Mt functionality and neuronally incorporated astrocytic Mt moves along the axonal growth. A, Real-time oxygen consumption in ACM (red circles), mdACM (blue squares), and astrocyte culture media alone (DMEM with 10% FBS, as a negative control, green triangles); 20 µl O₂ consumption reagent was added to 300 µl ACM, mdACM, or media in each well. The fluorescence was immediately measured every 1.5 min up to 30 min. Data are shown as mean ± SEM. Repeated measures one-way ANOVA assessed the significant changes in oxygen consumption with a multiple comparison test using Tukey's method (n = 3 per group), *p < 0.01 (ACM vs mdACM, q = 28.17). B, Schematic diagram of Mt transfer from astrocytes to neurons in vitro.
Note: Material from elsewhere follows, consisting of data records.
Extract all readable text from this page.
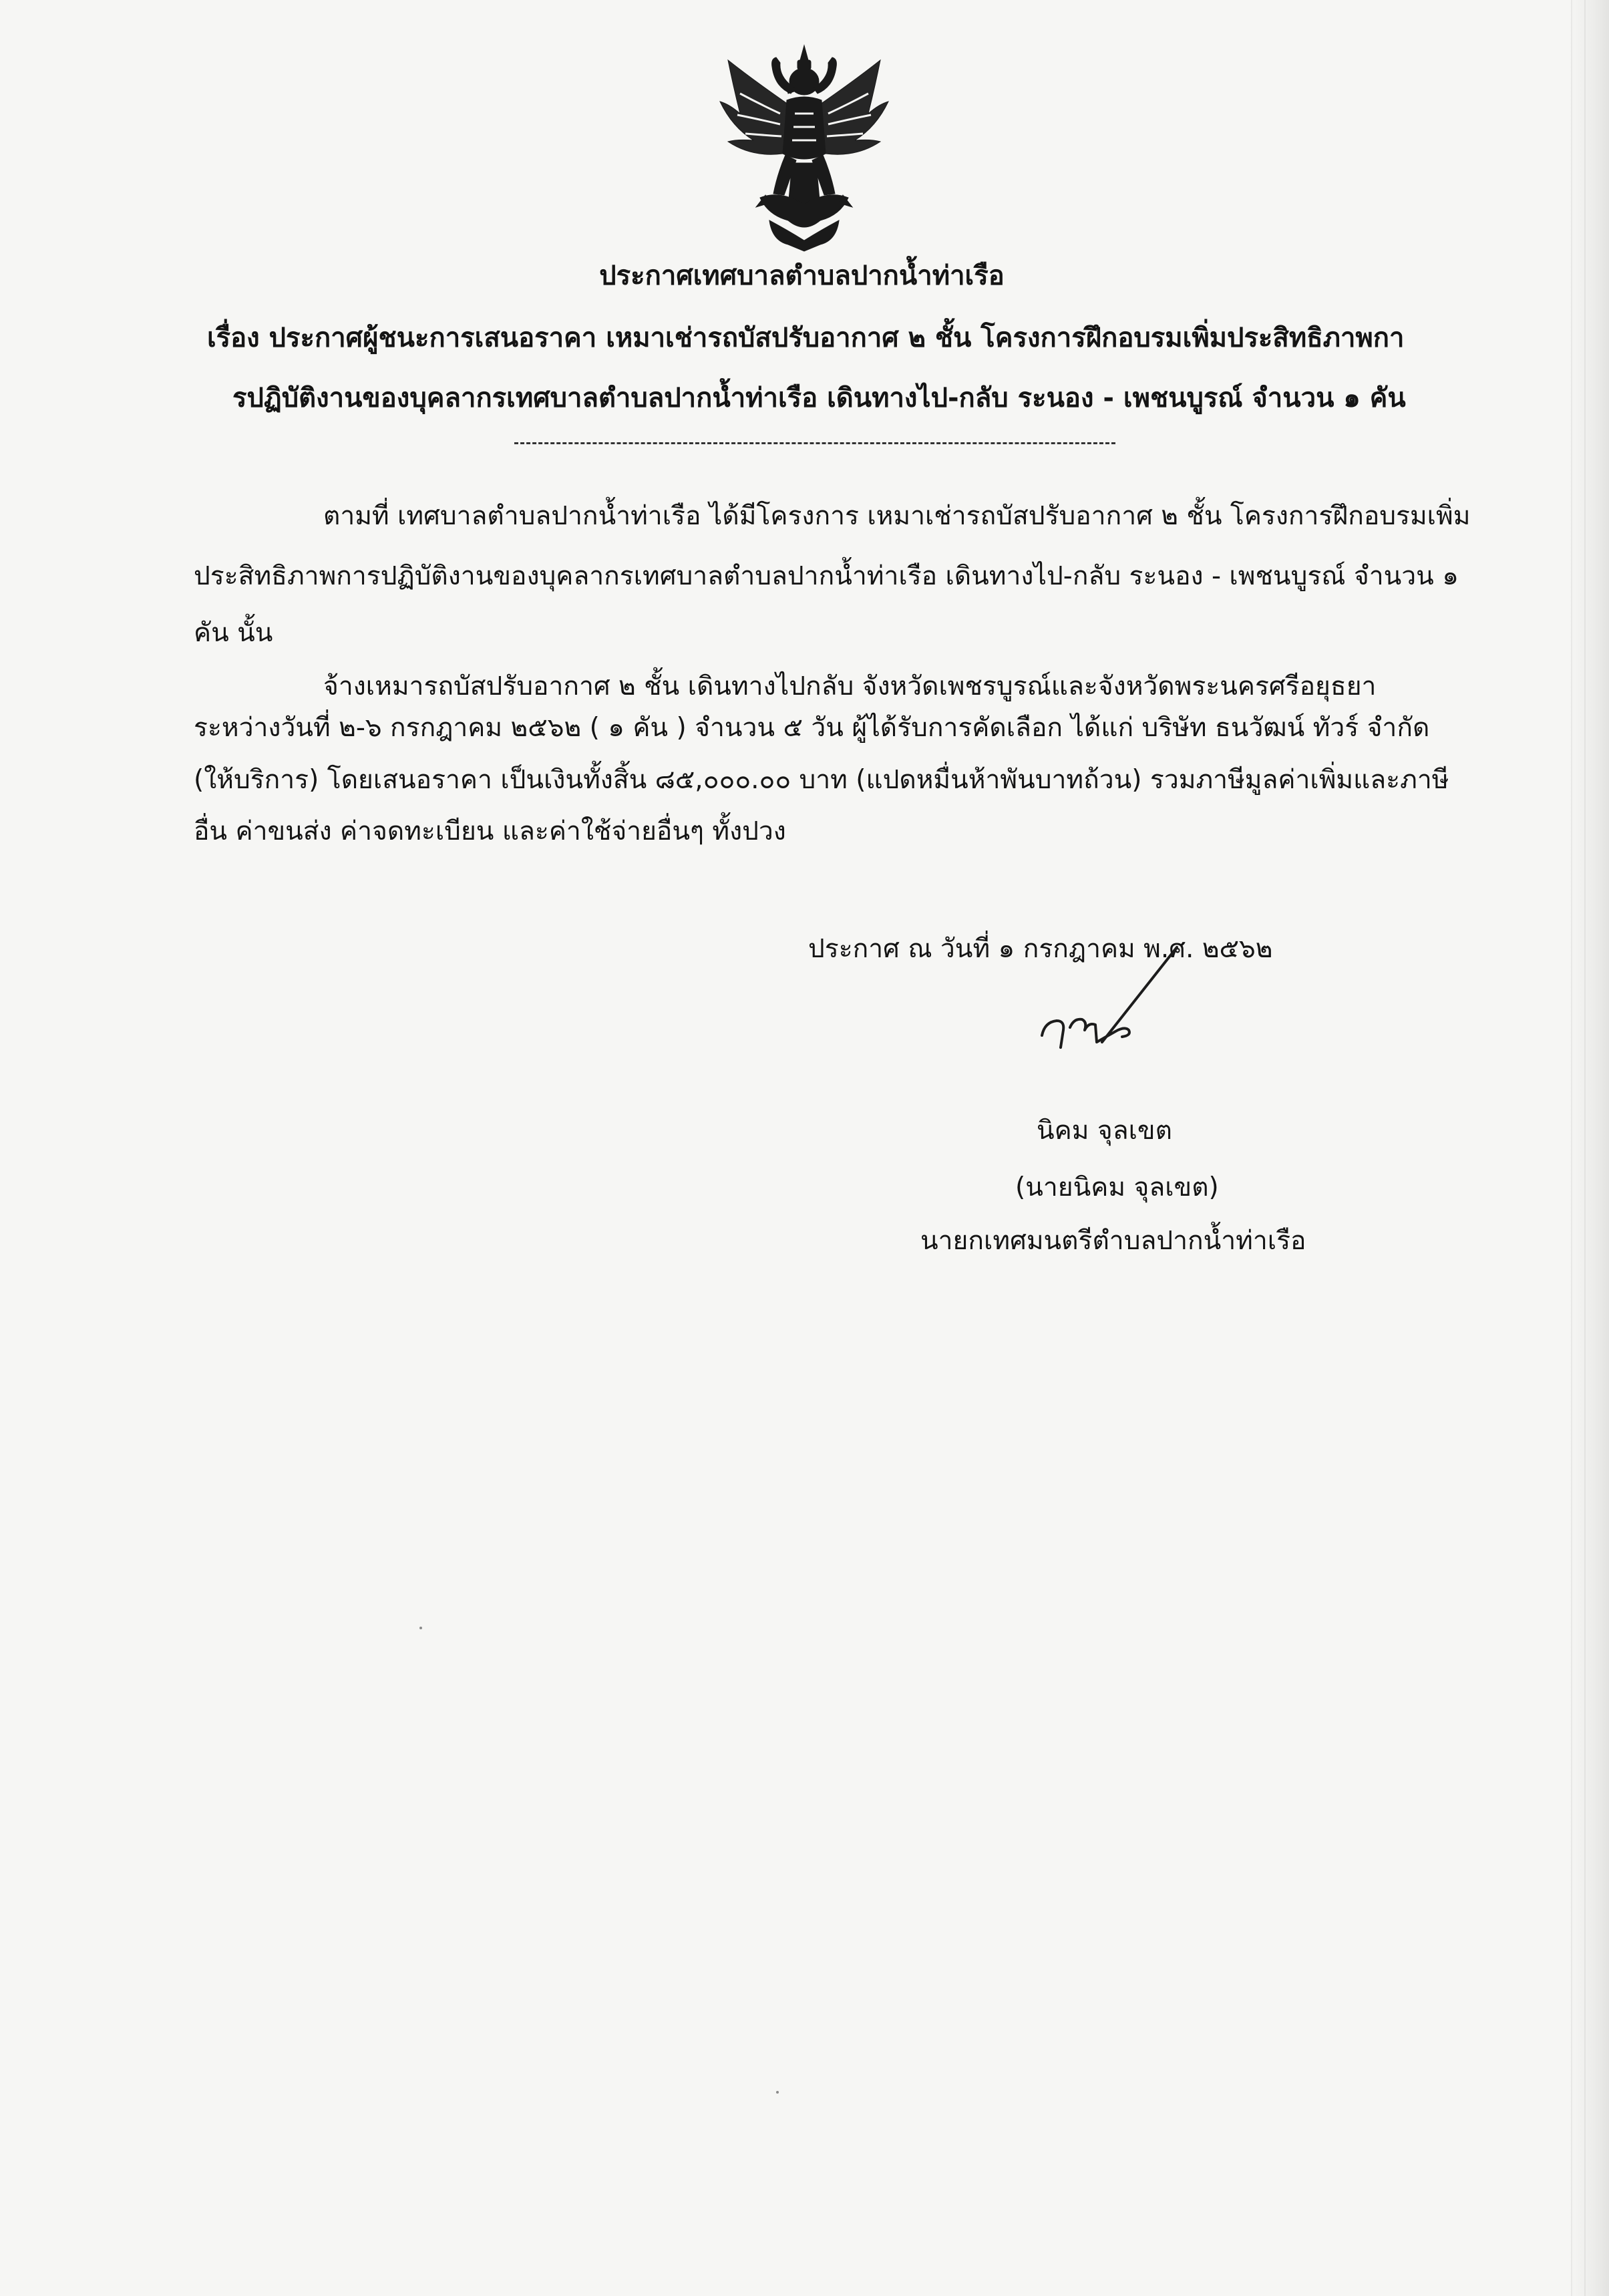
ประกาศเทศบาลตำบลปากน้ำท่าเรือ
เรื่อง ประกาศผู้ชนะการเสนอราคา เหมาเช่ารถบัสปรับอากาศ ๒ ชั้น โครงการฝึกอบรมเพิ่มประสิทธิภาพกา
รปฏิบัติงานของบุคลากรเทศบาลตำบลปากน้ำท่าเรือ เดินทางไป-กลับ ระนอง - เพชนบูรณ์ จำนวน ๑ คัน
ตามที่ เทศบาลตำบลปากน้ำท่าเรือ ได้มีโครงการ เหมาเช่ารถบัสปรับอากาศ ๒ ชั้น โครงการฝึกอบรมเพิ่ม
ประสิทธิภาพการปฏิบัติงานของบุคลากรเทศบาลตำบลปากน้ำท่าเรือ เดินทางไป-กลับ ระนอง - เพชนบูรณ์ จำนวน ๑
คัน นั้น
จ้างเหมารถบัสปรับอากาศ ๒ ชั้น เดินทางไปกลับ จังหวัดเพชรบูรณ์และจังหวัดพระนครศรีอยุธยา
ระหว่างวันที่ ๒-๖ กรกฎาคม ๒๕๖๒ ( ๑ คัน ) จำนวน ๕ วัน ผู้ได้รับการคัดเลือก ได้แก่ บริษัท ธนวัฒน์ ทัวร์ จำกัด
(ให้บริการ) โดยเสนอราคา เป็นเงินทั้งสิ้น ๘๕,๐๐๐.๐๐ บาท (แปดหมื่นห้าพันบาทถ้วน) รวมภาษีมูลค่าเพิ่มและภาษี
อื่น ค่าขนส่ง ค่าจดทะเบียน และค่าใช้จ่ายอื่นๆ ทั้งปวง
ประกาศ ณ วันที่ ๑ กรกฎาคม พ.ศ. ๒๕๖๒
นิคม จุลเขต
(นายนิคม จุลเขต)
นายกเทศมนตรีตำบลปากน้ำท่าเรือ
Rat cortical astrocytes in culture were stained with 200 nm MitoTracker-Red/CMXRos to label astrocytic Mt, followed by washing and incubation in fresh media for 24 h. The medium was collected, half of the media was filtered to generate mdACM, and then ACM or mdACM was transferred to neurons in culture. Scale bar, 20 µm. C, Representative phase-contrast images of two rat cultured primary neurons, which were treated with ACM or mdACM. Images were captured at 0, 4, 24, 72, 120, and 168 h after treatment of ACM or mdACM. Yellow arrowheads point to MitoTracker-Red/CMXRos-labeled Mt incorporated into the neurons. Scale bar, 10 µm. Neuronally incorporated astrocytic Mt redistributes along the axonal growth (Extended Data Fig. 3-1).